My winter training plan is relatively flexible, taking into account the value of both consistency and variety within that consistency. I don’t adhere to a rigid schedule for weight training – meaning that while I won’t miss a weight-training workout that is on my schedule, I’ll adjust my schedule according to how I feel. Aside from that, I try to keep all the relevant skills in play at least once every couple of weeks, if not more. I try to prioritize these areas according to what I feel needs work/maintenance for me personally at this point, while at the same time making sure nothing gets left out for too long.

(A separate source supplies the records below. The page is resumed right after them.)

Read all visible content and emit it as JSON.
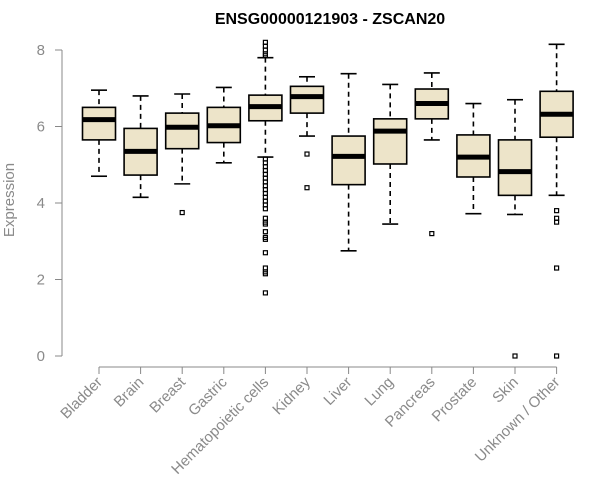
{
  "chart_data": {
    "type": "boxplot",
    "title": "ENSG00000121903 - ZSCAN20",
    "xlabel": "",
    "ylabel": "Expression",
    "ylim": [
      0,
      8.2
    ],
    "yticks": [
      0,
      2,
      4,
      6,
      8
    ],
    "grid": false,
    "categories": [
      "Bladder",
      "Brain",
      "Breast",
      "Gastric",
      "Hematopoietic cells",
      "Kidney",
      "Liver",
      "Lung",
      "Pancreas",
      "Prostate",
      "Skin",
      "Unknown / Other"
    ],
    "boxes": [
      {
        "category": "Bladder",
        "whisker_low": 4.7,
        "q1": 5.65,
        "median": 6.18,
        "q3": 6.5,
        "whisker_high": 6.95,
        "outliers": []
      },
      {
        "category": "Brain",
        "whisker_low": 4.15,
        "q1": 4.73,
        "median": 5.35,
        "q3": 5.95,
        "whisker_high": 6.8,
        "outliers": []
      },
      {
        "category": "Breast",
        "whisker_low": 4.5,
        "q1": 5.42,
        "median": 5.98,
        "q3": 6.35,
        "whisker_high": 6.85,
        "outliers": [
          3.75
        ]
      },
      {
        "category": "Gastric",
        "whisker_low": 5.05,
        "q1": 5.58,
        "median": 6.02,
        "q3": 6.5,
        "whisker_high": 7.02,
        "outliers": []
      },
      {
        "category": "Hematopoietic cells",
        "whisker_low": 5.2,
        "q1": 6.15,
        "median": 6.52,
        "q3": 6.82,
        "whisker_high": 7.8,
        "outliers": [
          8.2,
          8.1,
          8.0,
          7.9,
          7.85,
          5.15,
          5.05,
          4.95,
          4.85,
          4.75,
          4.65,
          4.55,
          4.45,
          4.35,
          4.25,
          4.15,
          4.05,
          3.95,
          3.85,
          3.6,
          3.5,
          3.45,
          3.25,
          3.1,
          3.05,
          2.7,
          2.3,
          2.2,
          2.15,
          1.65
        ]
      },
      {
        "category": "Kidney",
        "whisker_low": 5.75,
        "q1": 6.35,
        "median": 6.78,
        "q3": 7.05,
        "whisker_high": 7.3,
        "outliers": [
          5.28,
          4.4
        ]
      },
      {
        "category": "Liver",
        "whisker_low": 2.75,
        "q1": 4.48,
        "median": 5.22,
        "q3": 5.75,
        "whisker_high": 7.38,
        "outliers": []
      },
      {
        "category": "Lung",
        "whisker_low": 3.45,
        "q1": 5.02,
        "median": 5.88,
        "q3": 6.2,
        "whisker_high": 7.1,
        "outliers": []
      },
      {
        "category": "Pancreas",
        "whisker_low": 5.65,
        "q1": 6.2,
        "median": 6.6,
        "q3": 6.98,
        "whisker_high": 7.4,
        "outliers": [
          3.2
        ]
      },
      {
        "category": "Prostate",
        "whisker_low": 3.72,
        "q1": 4.68,
        "median": 5.2,
        "q3": 5.78,
        "whisker_high": 6.6,
        "outliers": []
      },
      {
        "category": "Skin",
        "whisker_low": 3.7,
        "q1": 4.2,
        "median": 4.82,
        "q3": 5.65,
        "whisker_high": 6.7,
        "outliers": [
          0.0
        ]
      },
      {
        "category": "Unknown / Other",
        "whisker_low": 4.2,
        "q1": 5.72,
        "median": 6.32,
        "q3": 6.92,
        "whisker_high": 8.15,
        "outliers": [
          3.8,
          3.6,
          3.5,
          2.3,
          0.0
        ]
      }
    ]
  },
  "colors": {
    "box_fill": "#ede4c9",
    "axis": "#888888",
    "text_muted": "#8a8a8a"
  }
}
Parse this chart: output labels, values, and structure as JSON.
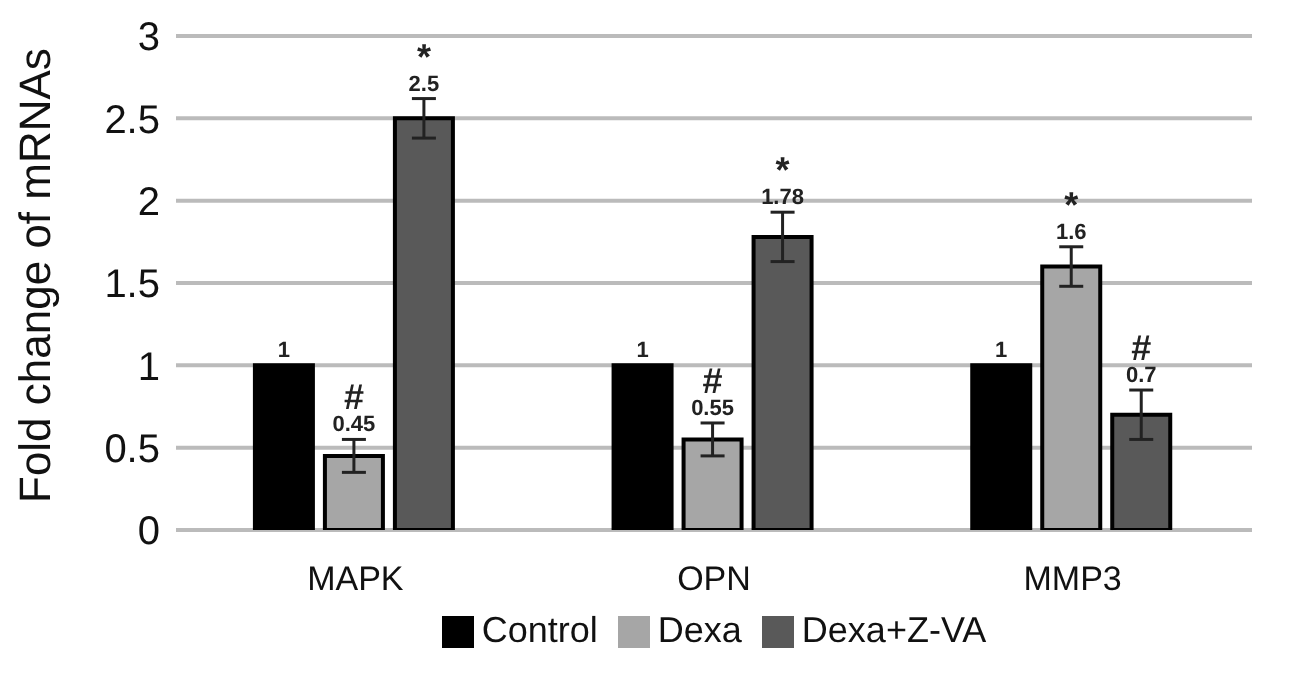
{
  "chart_data": {
    "type": "bar",
    "ylabel": "Fold change of mRNAs",
    "categories": [
      "MAPK",
      "OPN",
      "MMP3"
    ],
    "series": [
      {
        "name": "Control",
        "color": "#000000",
        "values": [
          1,
          1,
          1
        ]
      },
      {
        "name": "Dexa",
        "color": "#a6a6a6",
        "values": [
          0.45,
          0.55,
          1.6
        ],
        "errors": [
          0.1,
          0.1,
          0.12
        ]
      },
      {
        "name": "Dexa+Z-VA",
        "color": "#595959",
        "values": [
          2.5,
          1.78,
          0.7
        ],
        "errors": [
          0.12,
          0.15,
          0.15
        ]
      }
    ],
    "ylim": [
      0,
      3
    ],
    "yticks": [
      0,
      0.5,
      1,
      1.5,
      2,
      2.5,
      3
    ],
    "grid": "y",
    "legend": "bottom",
    "data_labels": true,
    "annotations": [
      "*",
      {
        "text": "#",
        "x": "MAPK",
        "y": 0.45
      },
      "*",
      {
        "text": "#",
        "x": "OPN",
        "y": 0.55
      },
      {
        "text": "*",
        "x": "MMP3",
        "y": 1.6
      },
      "#"
    ]
  }
}
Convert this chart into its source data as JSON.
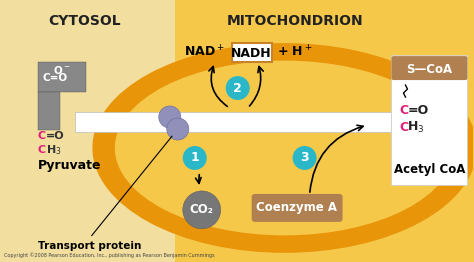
{
  "bg_color": "#f5c84a",
  "cytosol_bg": "#f2dfa0",
  "mito_outer_color": "#e8950a",
  "mito_inner_color": "#f5c84a",
  "title_cytosol": "CYTOSOL",
  "title_mito": "MITOCHONDRION",
  "co2_label": "CO₂",
  "coenzyme_label": "Coenzyme A",
  "pyruvate_label": "Pyruvate",
  "transport_label": "Transport protein",
  "acetylcoa_label": "Acetyl CoA",
  "scoa_label": "S—CoA",
  "circle_color": "#2ab8c8",
  "co2_circle_color": "#777777",
  "coenzyme_color": "#b08050",
  "pink_color": "#e0207a",
  "nadh_box_color": "#c8822a",
  "gray_struct": "#888888",
  "purple_prot": "#9090bb",
  "copyright": "Copyright ©2008 Pearson Education, Inc., publishing as Pearson Benjamin Cummings",
  "white": "#ffffff",
  "black": "#000000"
}
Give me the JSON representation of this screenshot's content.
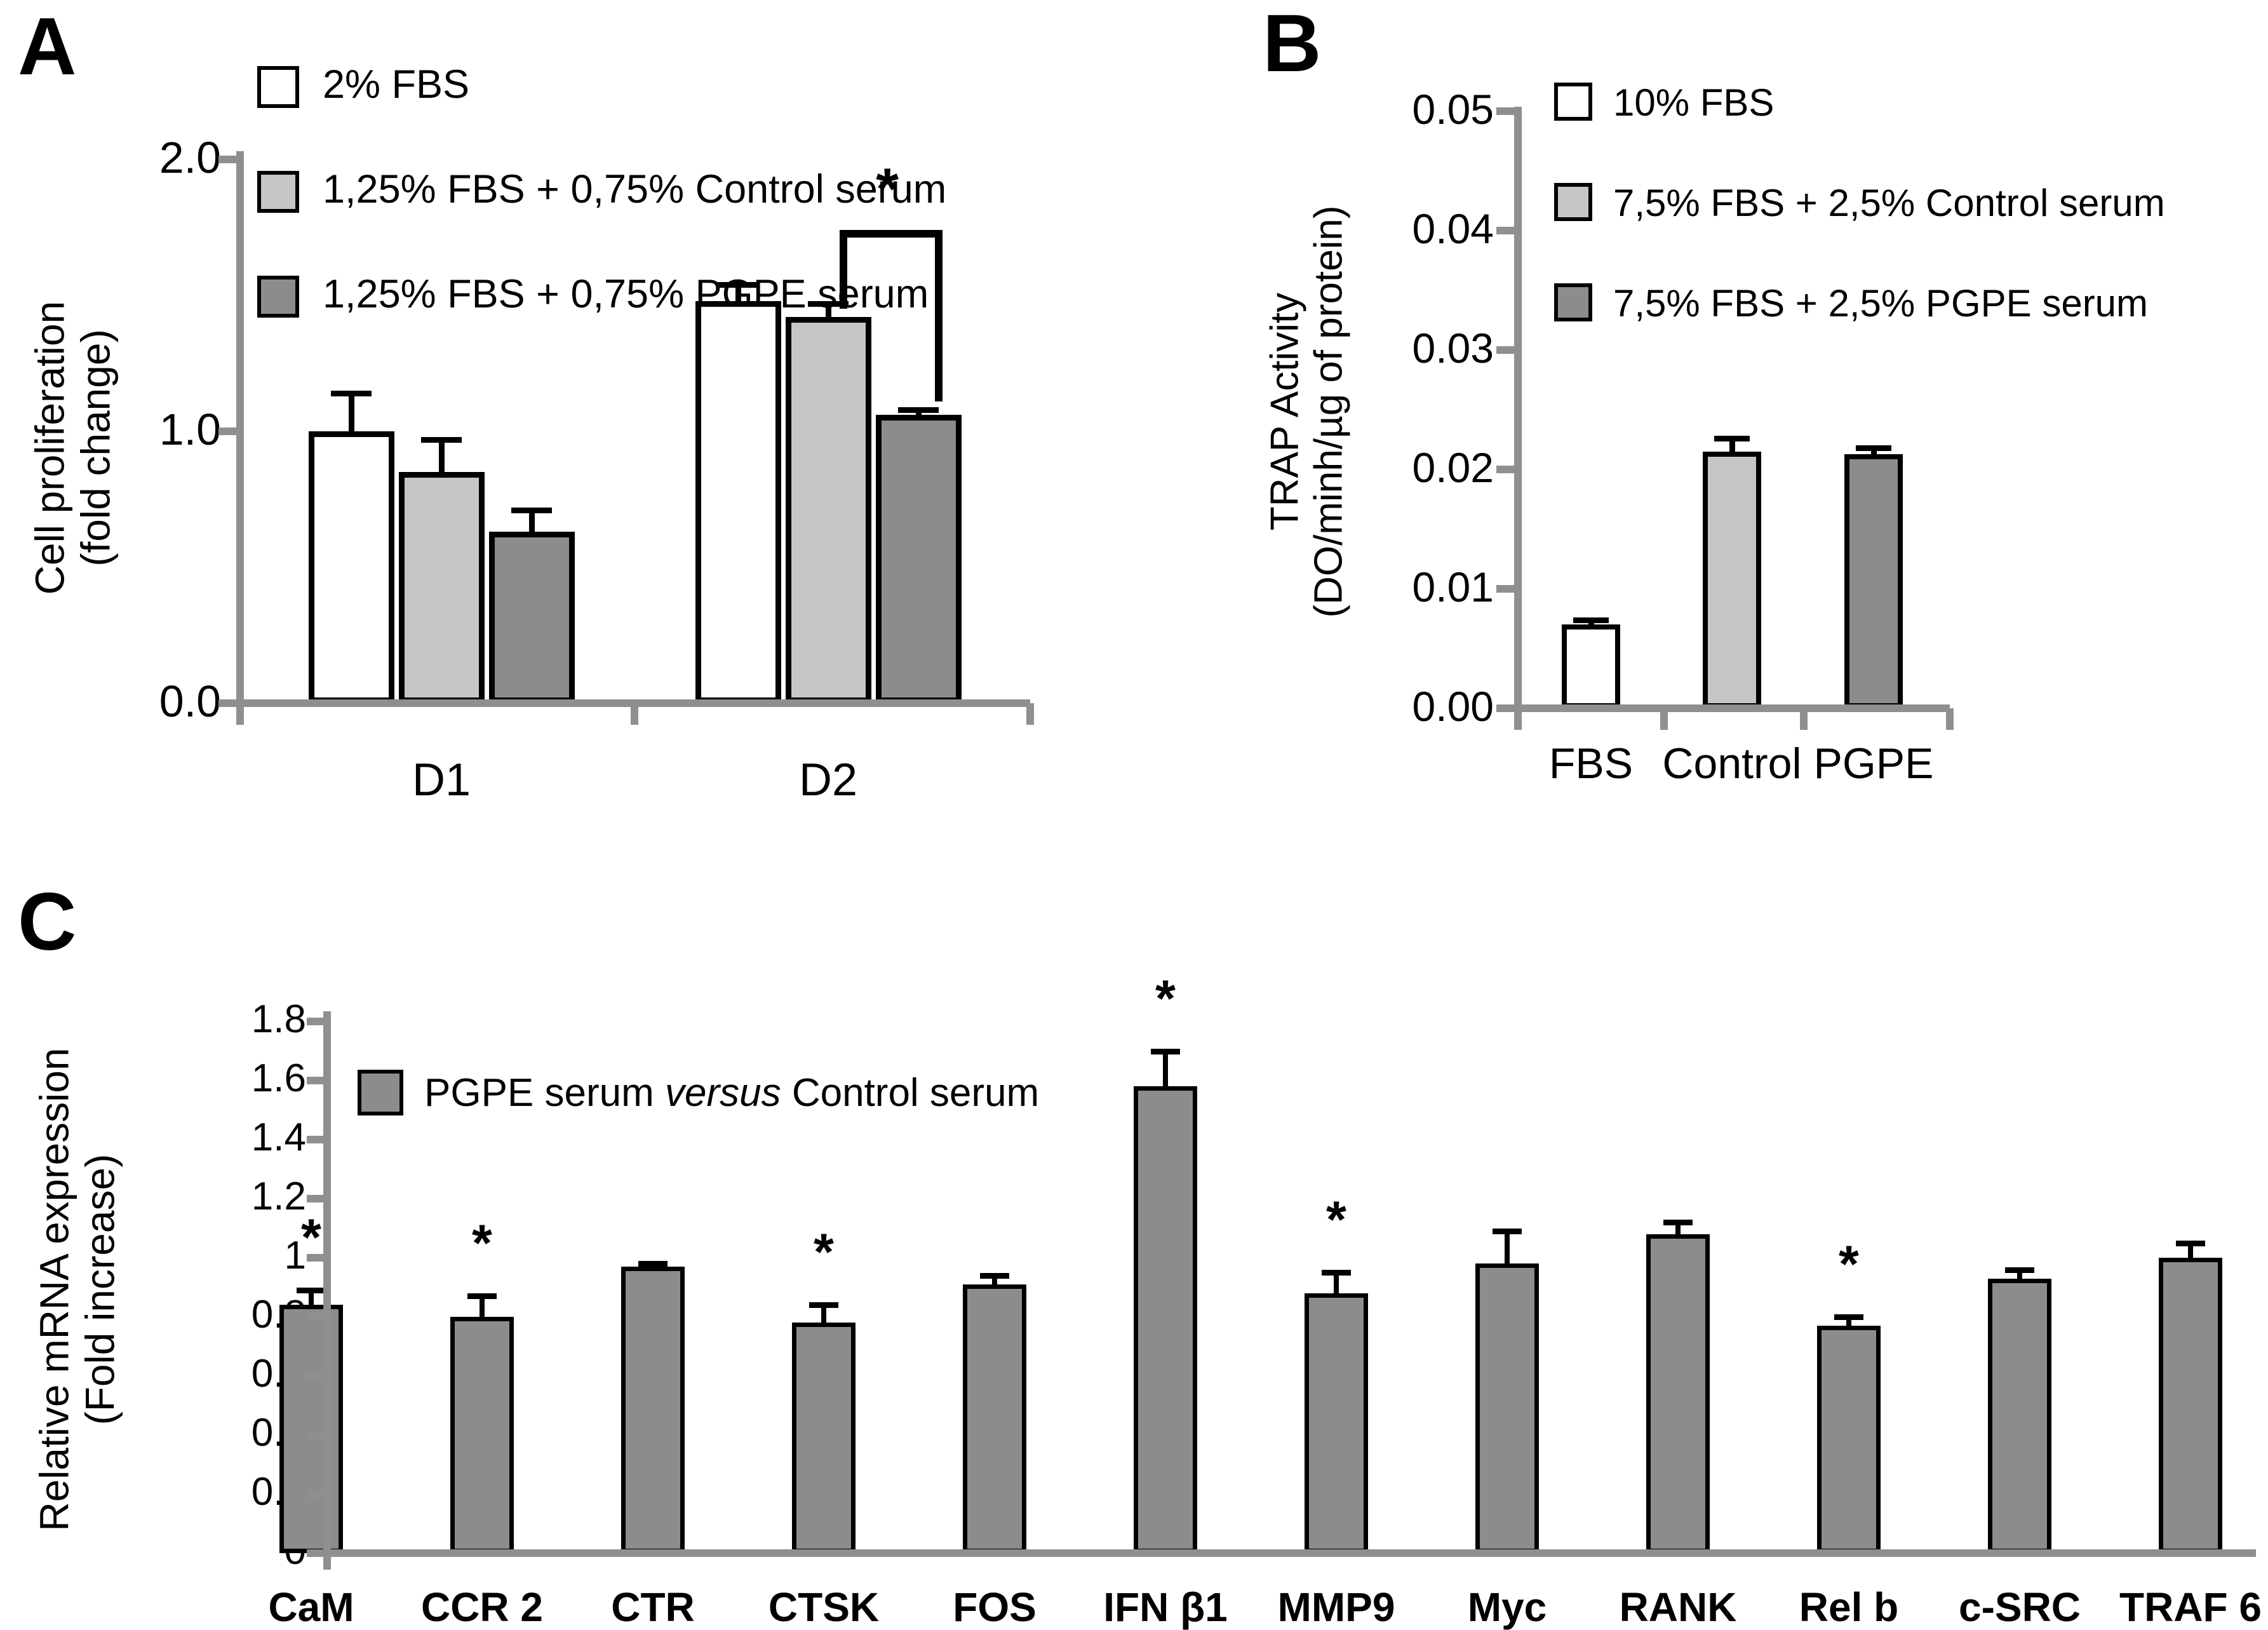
{
  "colors": {
    "white_bar": "#ffffff",
    "light_gray_bar": "#c6c6c6",
    "dark_gray_bar": "#8c8c8c",
    "axis_gray": "#8f8f8f",
    "text": "#000000"
  },
  "chart_data": [
    {
      "panel_label": "A",
      "type": "bar",
      "ylabel_lines": [
        "Cell proliferation",
        "(fold change)"
      ],
      "ylim": [
        0,
        2.0
      ],
      "grid": false,
      "legend_position": "upper-left-inside",
      "yticks": [
        {
          "value": 0.0,
          "label": "0.0"
        },
        {
          "value": 1.0,
          "label": "1.0"
        },
        {
          "value": 2.0,
          "label": "2.0"
        }
      ],
      "categories": [
        "D1",
        "D2"
      ],
      "legend": [
        {
          "label": "2% FBS",
          "color_key": "white_bar"
        },
        {
          "label": "1,25% FBS + 0,75% Control serum",
          "color_key": "light_gray_bar"
        },
        {
          "label": "1,25% FBS + 0,75% PGPE serum",
          "color_key": "dark_gray_bar"
        }
      ],
      "series": [
        {
          "name": "2% FBS",
          "color_key": "white_bar",
          "values": [
            1.0,
            1.48
          ],
          "errors": [
            0.14,
            0.06
          ]
        },
        {
          "name": "1,25% FBS + 0,75% Control serum",
          "color_key": "light_gray_bar",
          "values": [
            0.85,
            1.42
          ],
          "errors": [
            0.12,
            0.05
          ]
        },
        {
          "name": "1,25% FBS + 0,75% PGPE serum",
          "color_key": "dark_gray_bar",
          "values": [
            0.63,
            1.06
          ],
          "errors": [
            0.08,
            0.02
          ]
        }
      ],
      "significance": {
        "symbol": "*",
        "between": [
          "1,25% FBS + 0,75% Control serum",
          "1,25% FBS + 0,75% PGPE serum"
        ],
        "at_category": "D2"
      }
    },
    {
      "panel_label": "B",
      "type": "bar",
      "ylabel_lines": [
        "TRAP Activity",
        "(DO/minh/µg of protein)"
      ],
      "ylim": [
        0,
        0.05
      ],
      "grid": false,
      "legend_position": "upper-left-inside",
      "yticks": [
        {
          "value": 0.0,
          "label": "0.00"
        },
        {
          "value": 0.01,
          "label": "0.01"
        },
        {
          "value": 0.02,
          "label": "0.02"
        },
        {
          "value": 0.03,
          "label": "0.03"
        },
        {
          "value": 0.04,
          "label": "0.04"
        },
        {
          "value": 0.05,
          "label": "0.05"
        }
      ],
      "categories": [
        "FBS",
        "Control",
        "PGPE"
      ],
      "legend": [
        {
          "label": "10% FBS",
          "color_key": "white_bar"
        },
        {
          "label": "7,5% FBS + 2,5% Control serum",
          "color_key": "light_gray_bar"
        },
        {
          "label": "7,5% FBS + 2,5% PGPE serum",
          "color_key": "dark_gray_bar"
        }
      ],
      "bars": [
        {
          "category": "FBS",
          "value": 0.007,
          "error": 0.0004,
          "color_key": "white_bar",
          "sig": ""
        },
        {
          "category": "Control",
          "value": 0.0215,
          "error": 0.0011,
          "color_key": "light_gray_bar",
          "sig": ""
        },
        {
          "category": "PGPE",
          "value": 0.0213,
          "error": 0.0005,
          "color_key": "dark_gray_bar",
          "sig": ""
        }
      ]
    },
    {
      "panel_label": "C",
      "type": "bar",
      "ylabel_lines": [
        "Relative mRNA expression",
        "(Fold increase)"
      ],
      "ylim": [
        0,
        1.8
      ],
      "grid": false,
      "legend_position": "upper-left-inside",
      "yticks": [
        {
          "value": 0.0,
          "label": "0"
        },
        {
          "value": 0.2,
          "label": "0.2"
        },
        {
          "value": 0.4,
          "label": "0.4"
        },
        {
          "value": 0.6,
          "label": "0.6"
        },
        {
          "value": 0.8,
          "label": "0.8"
        },
        {
          "value": 1.0,
          "label": "1"
        },
        {
          "value": 1.2,
          "label": "1.2"
        },
        {
          "value": 1.4,
          "label": "1.4"
        },
        {
          "value": 1.6,
          "label": "1.6"
        },
        {
          "value": 1.8,
          "label": "1.8"
        }
      ],
      "categories": [
        "CaM",
        "CCR 2",
        "CTR",
        "CTSK",
        "FOS",
        "IFN β1",
        "MMP9",
        "Myc",
        "RANK",
        "Rel b",
        "c-SRC",
        "TRAF 6"
      ],
      "legend": [
        {
          "label": "PGPE serum versus Control serum",
          "color_key": "dark_gray_bar"
        }
      ],
      "legend_text": {
        "prefix": "PGPE serum",
        "italic": " versus ",
        "suffix": "Control serum"
      },
      "bars": [
        {
          "category": "CaM",
          "value": 0.84,
          "error": 0.05,
          "color_key": "dark_gray_bar",
          "sig": "*"
        },
        {
          "category": "CCR 2",
          "value": 0.8,
          "error": 0.07,
          "color_key": "dark_gray_bar",
          "sig": "*"
        },
        {
          "category": "CTR",
          "value": 0.97,
          "error": 0.01,
          "color_key": "dark_gray_bar",
          "sig": ""
        },
        {
          "category": "CTSK",
          "value": 0.78,
          "error": 0.06,
          "color_key": "dark_gray_bar",
          "sig": "*"
        },
        {
          "category": "FOS",
          "value": 0.91,
          "error": 0.03,
          "color_key": "dark_gray_bar",
          "sig": ""
        },
        {
          "category": "IFN β1",
          "value": 1.58,
          "error": 0.12,
          "color_key": "dark_gray_bar",
          "sig": "*"
        },
        {
          "category": "MMP9",
          "value": 0.88,
          "error": 0.07,
          "color_key": "dark_gray_bar",
          "sig": "*"
        },
        {
          "category": "Myc",
          "value": 0.98,
          "error": 0.11,
          "color_key": "dark_gray_bar",
          "sig": ""
        },
        {
          "category": "RANK",
          "value": 1.08,
          "error": 0.04,
          "color_key": "dark_gray_bar",
          "sig": ""
        },
        {
          "category": "Rel b",
          "value": 0.77,
          "error": 0.03,
          "color_key": "dark_gray_bar",
          "sig": "*"
        },
        {
          "category": "c-SRC",
          "value": 0.93,
          "error": 0.03,
          "color_key": "dark_gray_bar",
          "sig": ""
        },
        {
          "category": "TRAF 6",
          "value": 1.0,
          "error": 0.05,
          "color_key": "dark_gray_bar",
          "sig": ""
        }
      ]
    }
  ]
}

Keeping a training journal can really help you make sure you’re not neglecting any relevant area of training for climbing – if you look back and realize you’ve spent the last three weeks only bouldering, and only trying problems of 10 or fewer moves, and if you like to climb long, challenging routes, it’s probably a good idea to add in a power endurance/endurance focused session next time around. If you are only training longer routes for three weeks, consider adding in a power session next time around. It doesn’t have to be an exact science – and it may actually be better if it’s more random than that given the adaptability of the body to routines (which I’ve mentioned before), but it is important to keep challenging the body with enough regularity to maintain fitness in all the different directions that play into peak performance in your sport, or you will start to lose ground in those areas you neglect. Likewise, it’s key to prioritize your focus in training and to shift that focus regularly according to your preferred performance peak time – meaning that you have plenty of time each year in which you mold your strength gains into higher levels of power, power endurance and endurance, while still keeping strength training in play enough to maintain. And of course, you make room in your schedule for performance peaks, too – those awesome times when you reap the rewards for all your hard work!